Tuesday, April 16, 2019

Fruit of the Drunken Tree

Title:  Fruit of the Drunken Tree
Author:  Ingrid Rojas Contreras
Publication Information:  Doubleday. 2018. 304 pages.
ISBN:  0385542720 / 978-0385542722

Book Source:  I received this book as a publisher's galley through NetGalley free of cost in exchange for an honest review.

Opening Sentence:  "She sits in a plastic chair in front on a brick wall, slouching."

Favorite Quote:  "Papa had said that when people became old, they couldn't bring themselves to cry anymore, because they had cried continually, on and off, over a lifetime long with happiness and sorrow. He had said their bank of tears had gone dry."

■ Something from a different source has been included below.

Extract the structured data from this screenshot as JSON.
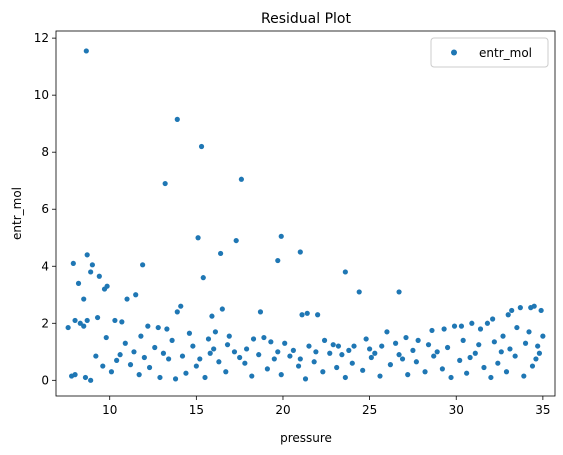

First of all, the beautiful, vibrant cover gives no hint of the heartbreak and violence that lies under that cover. This book is the story of two little girls forced to grow up way too soon by a conflict that they do not understand. Set in the 1980s and 1990s in Bogota, Colombia, this book is based on an imagining of what did not but could absolutely have happened in the author's own life

Chula and Cassadras are the daughters of the house; they have comforts and a childhood. Petrona, on the other hand, is their mother's new maid. The book does begin at the end, for the beginning is an adult Chula remembering. The remainder of the book is alternating chapters of life from Chula's perspective and from Petrona's perspective.

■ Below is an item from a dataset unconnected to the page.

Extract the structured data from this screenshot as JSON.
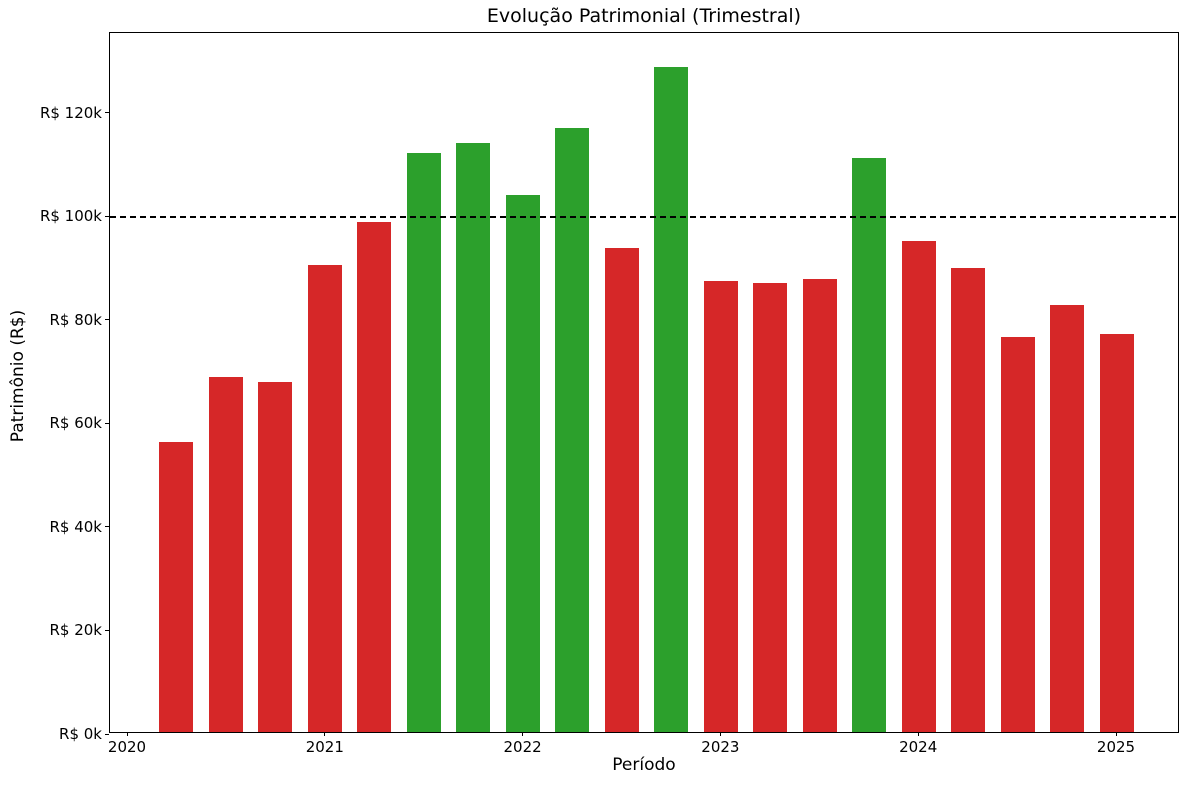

The story is of the turbulent politics and violence in Colombia at the time, but through the eyes of these two girls, it is also about the divide between affluence and poverty:
  • Chula:  "... he would tell us that it was better to sleep alongside you own clean conscience than to be a parasite of the state or of the militarized groups who were just a different versions of a state."
  • Petrona:  'Imagine, a thirteen-year-old - the breadwinner of a house.' Mama said that when you had that kind of responsibility, it was difficult to be interested in abstract things like politics."
  • Chula:  "I thought about all the things I had to lose."
  • Petrona:  I knew that there was no gate surrounding the invasiones where Petrona lived, no iron locks on the doors, no iron bars on the windows. When I asked Petrona how she and her family stayed safe, she laughed. Then because I was embarrassed she shrugged her shoulders. She thought for a moment then said, 'There's nothing to lose.' 
To understand this book, you really have to understand the history of Colombia at the time. Violence and death was an everyday occurrence. Survival was not a given. Kidnappings and murders were commonplace.

Chula still has the protection of family and affluence. The impact is there for she is growing up in this environment, but at the same time, she is able to remain a child. Petrona, on the other hand, is a teenager with adult responsibilities to uphold and adult decisions to make. She is actually the "adult" to her younger siblings.

The story and the characters are heartbreaking. The book itself unfortunately is very slow reading. Since the book is the perspective of these two young girls, many of the bigger, historical events of the book happen outside of their lives and the impacts reverberates back to their lives. As such, the book seems to move from episode to episode but at the same time feels a bit removed. This is particularly true of the chapters from Chula's perspective because she is much more the child. I wish the book was more directly Petrona's story for that is the more compelling one. Much of Chula's time is spent contemplating Petrona's life and actions.

I am glad I read this perspective on a turbulent history. I just wish I had loved the book as much as I expected to and as much as the sad story of these two young girls deserved.